The report comes just days after Mr Trump dismissed the injuries during a press conference in Davos, Switzerland, saying that the whole affair was "not very serious".
"I heard they had headaches," Mr Trump said. "No, I don't consider them very serious injuries, relative to other injuries that I've seen."
Those comments were swiftly criticised from veterans' groups, and by many who noted that Mr Trump himself avoided the Vietnam War draft after receiving a medical diagnosis for bone spurs.
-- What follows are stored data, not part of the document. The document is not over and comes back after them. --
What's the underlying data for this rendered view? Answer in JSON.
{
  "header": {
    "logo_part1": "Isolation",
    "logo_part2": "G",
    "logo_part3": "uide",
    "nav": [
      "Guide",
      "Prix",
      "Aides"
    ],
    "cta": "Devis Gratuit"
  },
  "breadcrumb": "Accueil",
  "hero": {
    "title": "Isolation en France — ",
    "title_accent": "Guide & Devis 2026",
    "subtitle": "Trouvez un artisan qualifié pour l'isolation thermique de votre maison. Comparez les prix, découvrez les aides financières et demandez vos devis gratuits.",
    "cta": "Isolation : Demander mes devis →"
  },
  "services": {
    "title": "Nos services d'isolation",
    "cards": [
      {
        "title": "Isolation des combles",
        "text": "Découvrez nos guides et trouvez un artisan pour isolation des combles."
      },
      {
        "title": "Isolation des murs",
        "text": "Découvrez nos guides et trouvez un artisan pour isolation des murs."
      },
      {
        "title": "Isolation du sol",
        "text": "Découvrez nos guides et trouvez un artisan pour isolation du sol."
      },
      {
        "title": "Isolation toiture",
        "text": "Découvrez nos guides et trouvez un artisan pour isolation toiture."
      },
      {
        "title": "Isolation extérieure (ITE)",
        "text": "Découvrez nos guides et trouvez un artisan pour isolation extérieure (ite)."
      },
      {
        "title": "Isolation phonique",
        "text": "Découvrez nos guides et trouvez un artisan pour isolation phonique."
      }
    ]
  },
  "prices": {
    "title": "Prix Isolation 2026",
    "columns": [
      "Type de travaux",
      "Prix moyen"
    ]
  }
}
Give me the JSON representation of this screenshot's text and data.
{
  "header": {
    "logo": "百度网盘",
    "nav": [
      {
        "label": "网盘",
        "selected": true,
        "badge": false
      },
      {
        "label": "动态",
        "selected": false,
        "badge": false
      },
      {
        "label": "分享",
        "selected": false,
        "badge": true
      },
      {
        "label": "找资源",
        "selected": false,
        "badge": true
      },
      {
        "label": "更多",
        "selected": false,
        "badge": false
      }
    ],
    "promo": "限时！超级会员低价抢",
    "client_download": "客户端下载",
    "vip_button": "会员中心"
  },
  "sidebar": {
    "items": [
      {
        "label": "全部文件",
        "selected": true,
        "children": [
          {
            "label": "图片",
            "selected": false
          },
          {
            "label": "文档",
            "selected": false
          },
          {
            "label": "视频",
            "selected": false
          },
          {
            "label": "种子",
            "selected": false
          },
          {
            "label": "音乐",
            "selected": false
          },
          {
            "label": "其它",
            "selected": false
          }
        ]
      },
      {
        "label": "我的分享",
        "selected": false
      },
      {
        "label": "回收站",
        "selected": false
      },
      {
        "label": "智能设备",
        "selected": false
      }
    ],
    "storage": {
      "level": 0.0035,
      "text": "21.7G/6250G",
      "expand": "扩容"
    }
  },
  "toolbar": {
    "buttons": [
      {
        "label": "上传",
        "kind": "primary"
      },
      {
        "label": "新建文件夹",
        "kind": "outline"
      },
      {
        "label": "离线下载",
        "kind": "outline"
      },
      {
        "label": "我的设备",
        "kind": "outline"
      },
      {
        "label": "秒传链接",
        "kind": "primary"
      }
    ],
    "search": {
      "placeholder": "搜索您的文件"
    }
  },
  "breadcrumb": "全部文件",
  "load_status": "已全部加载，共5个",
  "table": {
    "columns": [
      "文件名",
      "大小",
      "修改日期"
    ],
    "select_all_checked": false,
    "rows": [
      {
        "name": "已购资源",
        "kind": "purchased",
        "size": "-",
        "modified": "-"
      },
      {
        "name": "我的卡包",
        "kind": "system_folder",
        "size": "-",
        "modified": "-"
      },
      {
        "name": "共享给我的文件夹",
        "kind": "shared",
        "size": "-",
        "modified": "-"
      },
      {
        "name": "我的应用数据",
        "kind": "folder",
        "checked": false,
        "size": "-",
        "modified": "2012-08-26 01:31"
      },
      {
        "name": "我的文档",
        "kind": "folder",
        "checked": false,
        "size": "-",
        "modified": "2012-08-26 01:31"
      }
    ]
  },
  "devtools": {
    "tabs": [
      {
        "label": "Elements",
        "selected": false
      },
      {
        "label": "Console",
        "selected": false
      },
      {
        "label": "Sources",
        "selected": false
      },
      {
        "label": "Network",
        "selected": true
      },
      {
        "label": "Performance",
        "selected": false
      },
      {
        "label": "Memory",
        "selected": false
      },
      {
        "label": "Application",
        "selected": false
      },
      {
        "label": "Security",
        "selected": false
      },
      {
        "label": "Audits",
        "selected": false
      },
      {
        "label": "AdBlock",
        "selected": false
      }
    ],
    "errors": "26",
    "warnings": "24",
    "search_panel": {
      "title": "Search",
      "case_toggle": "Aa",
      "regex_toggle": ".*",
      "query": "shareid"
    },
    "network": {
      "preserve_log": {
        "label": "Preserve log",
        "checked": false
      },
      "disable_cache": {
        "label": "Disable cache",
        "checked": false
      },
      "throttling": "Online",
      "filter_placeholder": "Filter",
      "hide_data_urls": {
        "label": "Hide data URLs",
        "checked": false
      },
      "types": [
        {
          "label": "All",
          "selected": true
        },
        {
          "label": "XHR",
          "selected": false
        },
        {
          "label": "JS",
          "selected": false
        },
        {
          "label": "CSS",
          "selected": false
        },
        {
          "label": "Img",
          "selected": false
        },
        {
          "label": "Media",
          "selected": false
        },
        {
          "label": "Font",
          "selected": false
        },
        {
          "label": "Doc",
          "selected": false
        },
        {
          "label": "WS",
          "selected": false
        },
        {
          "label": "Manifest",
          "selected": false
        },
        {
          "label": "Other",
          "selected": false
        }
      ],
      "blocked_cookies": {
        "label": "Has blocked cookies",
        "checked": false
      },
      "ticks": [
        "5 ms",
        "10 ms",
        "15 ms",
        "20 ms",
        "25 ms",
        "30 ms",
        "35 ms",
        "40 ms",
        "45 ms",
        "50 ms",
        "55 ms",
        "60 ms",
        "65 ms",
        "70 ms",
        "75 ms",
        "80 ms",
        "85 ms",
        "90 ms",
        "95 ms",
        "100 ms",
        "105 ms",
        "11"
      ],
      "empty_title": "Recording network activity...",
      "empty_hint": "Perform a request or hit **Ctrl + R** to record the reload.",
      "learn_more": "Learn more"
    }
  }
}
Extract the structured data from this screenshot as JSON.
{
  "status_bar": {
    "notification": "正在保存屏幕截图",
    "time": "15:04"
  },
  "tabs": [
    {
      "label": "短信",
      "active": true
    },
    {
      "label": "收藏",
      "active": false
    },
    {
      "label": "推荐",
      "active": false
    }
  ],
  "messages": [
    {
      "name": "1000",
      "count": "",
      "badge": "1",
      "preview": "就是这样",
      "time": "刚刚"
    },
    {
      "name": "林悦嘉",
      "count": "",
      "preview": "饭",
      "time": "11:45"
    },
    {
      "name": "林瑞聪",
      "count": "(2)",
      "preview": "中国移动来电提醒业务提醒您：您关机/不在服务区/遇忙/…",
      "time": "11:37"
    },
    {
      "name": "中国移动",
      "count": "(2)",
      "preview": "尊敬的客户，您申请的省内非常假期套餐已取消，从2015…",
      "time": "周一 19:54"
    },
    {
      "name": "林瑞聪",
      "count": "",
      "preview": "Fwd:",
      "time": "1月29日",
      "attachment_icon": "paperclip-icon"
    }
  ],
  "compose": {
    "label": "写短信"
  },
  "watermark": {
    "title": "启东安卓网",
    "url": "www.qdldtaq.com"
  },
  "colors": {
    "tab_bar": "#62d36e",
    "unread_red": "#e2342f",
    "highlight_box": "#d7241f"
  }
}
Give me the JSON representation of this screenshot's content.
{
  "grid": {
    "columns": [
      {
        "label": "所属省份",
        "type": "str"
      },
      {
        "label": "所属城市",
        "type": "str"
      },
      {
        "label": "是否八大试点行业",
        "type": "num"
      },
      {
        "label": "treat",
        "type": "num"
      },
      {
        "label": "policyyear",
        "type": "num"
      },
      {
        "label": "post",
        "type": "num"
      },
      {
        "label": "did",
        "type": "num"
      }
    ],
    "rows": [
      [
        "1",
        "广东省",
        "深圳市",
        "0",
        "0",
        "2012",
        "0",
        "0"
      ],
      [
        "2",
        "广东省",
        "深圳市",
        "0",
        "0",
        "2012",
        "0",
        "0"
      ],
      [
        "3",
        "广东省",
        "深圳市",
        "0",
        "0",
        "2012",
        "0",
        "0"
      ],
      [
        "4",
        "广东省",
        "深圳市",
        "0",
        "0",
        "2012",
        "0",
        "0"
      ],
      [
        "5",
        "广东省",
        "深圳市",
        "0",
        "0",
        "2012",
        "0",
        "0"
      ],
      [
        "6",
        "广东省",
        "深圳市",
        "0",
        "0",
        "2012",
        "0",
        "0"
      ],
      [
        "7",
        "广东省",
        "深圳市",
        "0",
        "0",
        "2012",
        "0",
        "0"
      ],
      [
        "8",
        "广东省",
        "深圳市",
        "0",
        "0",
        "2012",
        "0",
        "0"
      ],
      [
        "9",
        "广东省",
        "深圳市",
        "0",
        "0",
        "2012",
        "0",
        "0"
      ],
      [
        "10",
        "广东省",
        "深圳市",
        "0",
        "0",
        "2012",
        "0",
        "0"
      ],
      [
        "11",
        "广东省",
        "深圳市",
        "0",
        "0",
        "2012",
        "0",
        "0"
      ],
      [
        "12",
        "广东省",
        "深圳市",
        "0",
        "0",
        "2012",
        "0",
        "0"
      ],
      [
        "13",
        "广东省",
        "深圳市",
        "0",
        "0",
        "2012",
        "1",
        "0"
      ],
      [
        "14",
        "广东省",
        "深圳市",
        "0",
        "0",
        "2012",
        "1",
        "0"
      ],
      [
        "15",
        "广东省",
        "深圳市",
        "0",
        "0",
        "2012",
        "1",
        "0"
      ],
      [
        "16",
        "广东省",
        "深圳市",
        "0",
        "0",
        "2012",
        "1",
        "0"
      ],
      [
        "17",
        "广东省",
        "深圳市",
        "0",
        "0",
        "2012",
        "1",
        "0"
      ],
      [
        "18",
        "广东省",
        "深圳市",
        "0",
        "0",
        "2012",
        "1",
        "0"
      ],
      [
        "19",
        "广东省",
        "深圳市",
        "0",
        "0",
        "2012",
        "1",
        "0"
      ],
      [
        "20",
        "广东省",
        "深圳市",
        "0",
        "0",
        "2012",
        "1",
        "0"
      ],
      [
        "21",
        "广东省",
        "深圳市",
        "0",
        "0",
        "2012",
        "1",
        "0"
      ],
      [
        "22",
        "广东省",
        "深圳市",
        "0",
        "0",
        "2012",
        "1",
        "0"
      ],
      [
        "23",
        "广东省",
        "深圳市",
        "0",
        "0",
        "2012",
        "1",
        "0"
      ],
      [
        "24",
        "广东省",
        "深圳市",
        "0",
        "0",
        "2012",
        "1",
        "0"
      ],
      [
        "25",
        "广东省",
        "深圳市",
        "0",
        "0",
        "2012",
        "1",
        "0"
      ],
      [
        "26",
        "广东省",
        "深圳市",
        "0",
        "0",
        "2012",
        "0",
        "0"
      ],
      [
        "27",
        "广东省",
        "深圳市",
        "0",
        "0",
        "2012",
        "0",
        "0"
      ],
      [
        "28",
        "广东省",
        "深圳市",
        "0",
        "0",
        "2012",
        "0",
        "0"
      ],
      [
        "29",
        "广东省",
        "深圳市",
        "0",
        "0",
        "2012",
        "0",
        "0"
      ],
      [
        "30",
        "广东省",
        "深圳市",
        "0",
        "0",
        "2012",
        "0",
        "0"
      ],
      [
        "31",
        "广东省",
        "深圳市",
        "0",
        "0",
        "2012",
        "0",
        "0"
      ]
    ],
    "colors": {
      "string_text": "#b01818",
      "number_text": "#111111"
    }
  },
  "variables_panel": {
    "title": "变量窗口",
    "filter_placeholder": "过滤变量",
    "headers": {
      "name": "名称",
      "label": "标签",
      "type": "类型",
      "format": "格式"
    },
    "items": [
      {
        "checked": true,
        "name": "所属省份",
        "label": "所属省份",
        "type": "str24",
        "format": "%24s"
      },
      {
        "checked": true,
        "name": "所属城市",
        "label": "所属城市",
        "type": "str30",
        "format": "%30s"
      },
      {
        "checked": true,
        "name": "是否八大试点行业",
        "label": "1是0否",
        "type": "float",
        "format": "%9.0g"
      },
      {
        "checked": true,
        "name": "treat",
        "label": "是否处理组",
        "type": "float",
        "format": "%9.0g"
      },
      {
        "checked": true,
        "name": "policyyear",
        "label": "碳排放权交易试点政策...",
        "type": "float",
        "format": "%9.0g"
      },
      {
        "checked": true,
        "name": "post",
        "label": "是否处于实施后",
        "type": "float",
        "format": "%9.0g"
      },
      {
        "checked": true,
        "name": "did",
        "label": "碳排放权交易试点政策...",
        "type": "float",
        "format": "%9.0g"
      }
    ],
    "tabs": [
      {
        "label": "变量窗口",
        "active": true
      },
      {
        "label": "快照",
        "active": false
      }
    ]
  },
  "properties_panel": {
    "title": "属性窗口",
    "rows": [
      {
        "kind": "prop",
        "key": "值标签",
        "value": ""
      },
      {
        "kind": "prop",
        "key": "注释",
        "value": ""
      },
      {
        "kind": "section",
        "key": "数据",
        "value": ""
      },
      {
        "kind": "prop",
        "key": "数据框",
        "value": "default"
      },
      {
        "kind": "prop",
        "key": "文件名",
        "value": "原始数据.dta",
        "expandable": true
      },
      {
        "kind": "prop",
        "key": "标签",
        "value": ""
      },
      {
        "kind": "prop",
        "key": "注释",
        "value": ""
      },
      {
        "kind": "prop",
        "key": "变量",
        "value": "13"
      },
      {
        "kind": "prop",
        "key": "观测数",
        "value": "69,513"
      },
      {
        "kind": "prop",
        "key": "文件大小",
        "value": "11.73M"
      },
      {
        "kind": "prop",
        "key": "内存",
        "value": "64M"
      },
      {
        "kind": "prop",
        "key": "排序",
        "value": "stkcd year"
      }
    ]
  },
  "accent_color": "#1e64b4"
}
"Don't just be outraged by #PresidentMayhem's latest asinine comments," wrote Paul Rieckhoff, the founder of Iraq and Afghanistan Veterans of America, on Twitter. "Take action to help vets facing" traumatic brain injuries.
The delay in reporting the injuries has been explained by the Pentagon as a function of the difficulties facing diagnosis of traumatic brain injuries, which can take time to become apparent.
On Wednesday, defence secretary Mark Esper deflected questions about the severity of the potential injuries, saying "this is mostly outpatient stuff" when asked by reporters.
"I'm not a doctor, I'm not the one evaluating them. Those are calls that will be made by the medical professionals on hand making those examinations," he said.